Brooks knows that a multimillionaire like himself is unlikely to elicit much compassion from the music-should-be-free crowd; he cites the songwriters behind most country hits as piracy’s real victims.
“It’s gonna have to happen,” he said. “Every illegal download you do, you’d get a $25 ticket, like a parking ticket. What would 10 cuts for $12 feel like compared to that? And the people who create the songs will be able to pay for their children’s school.”
Brooks has other thoughts about how to fix the sales crisis in the music industry. He’d like to see price structuring, so that a popular artist could sell single downloads for more than the industry standard of 99 cents. (“A Lexus isn’t the same as a Volkswagen,” he said.)
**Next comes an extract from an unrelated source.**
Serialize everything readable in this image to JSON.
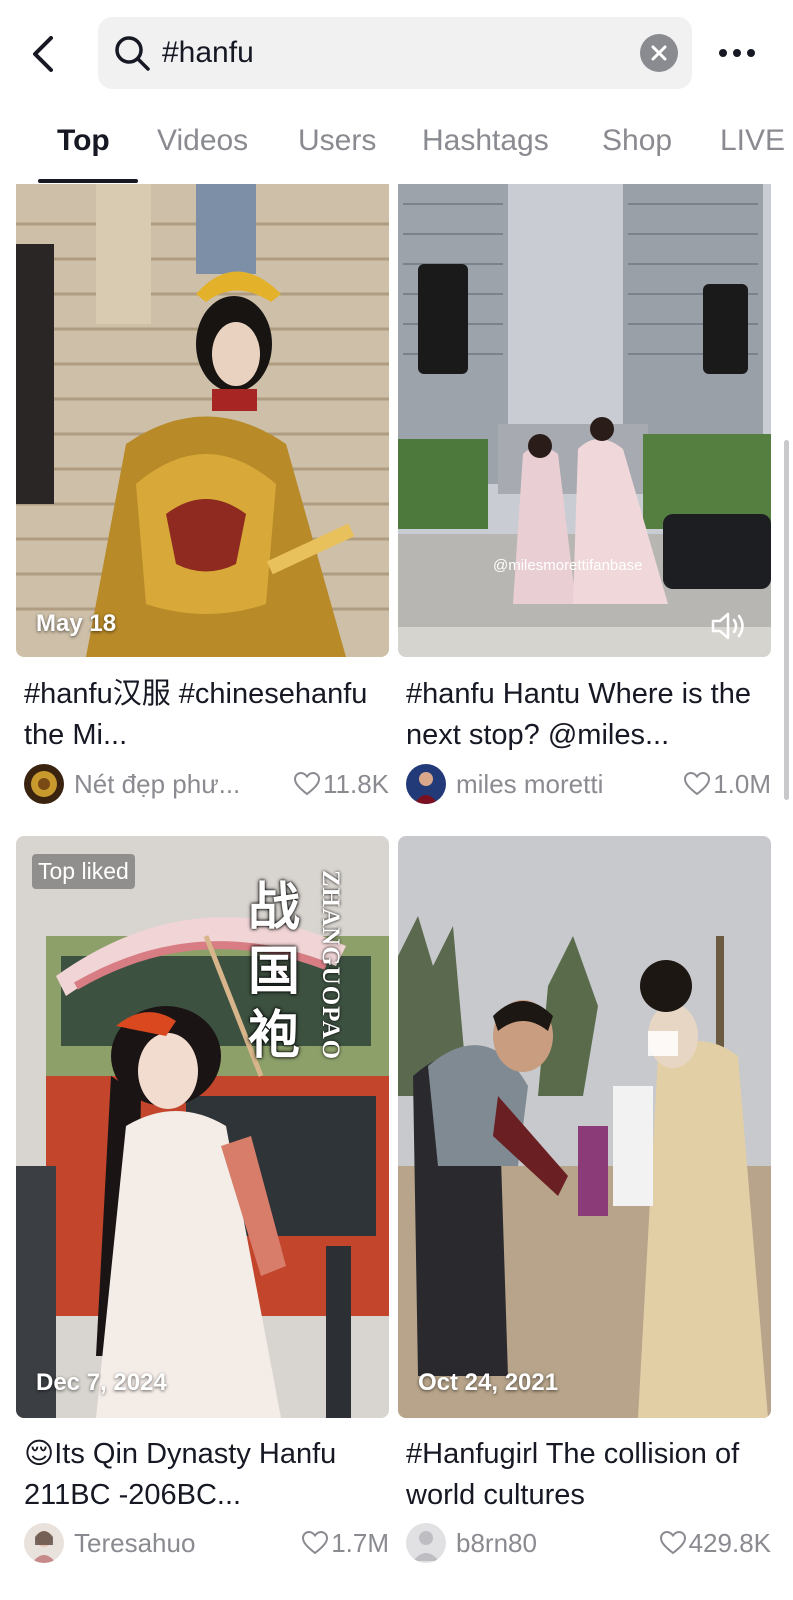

He’s also for stricter licensing deals for artists whose music ends up behind the credits on television shows or in commercials. These aren’t arguments that will endear Brooks to the average music blogger. But then he puts forth a plan that sounds as contemporary as the iPhone.
“If I was just a hayseed from Oklahoma, starting out, I wouldn’t do a record anymore,” he said. “Every four months I’d release a single with a bonus track on iTunes. That way what radio gets is brand new every time. And then at the end of four or five singles, I’d release a record for the people who want to get it that way.”
Brooks suggests this strategy for younger artists, not himself; that much work would mess with his retirement. He does use his favorite phrase -- “The door is open” -- in reference to the prospect of a duets album with Yearwood. That one would be a family affair, so it might not violate his rules.
After his Staples Center concerts, Brooks will return to screenwriting, an avocation he’s been pursuing for a while. He may even revive the Chris Gaines project, which stalled after the 1999 album he recorded under the pseudonym flopped.
Other plans? Mostly, being a dad. Youngest daughter Allie has started to show a passion for music, which he cautiously supports. There’s also the occasional charity event. Oh, and one other thing.
“I would love to be the guy who fixes the Internet technology problem,” he said. That’s Garth, thinking small, at least for him.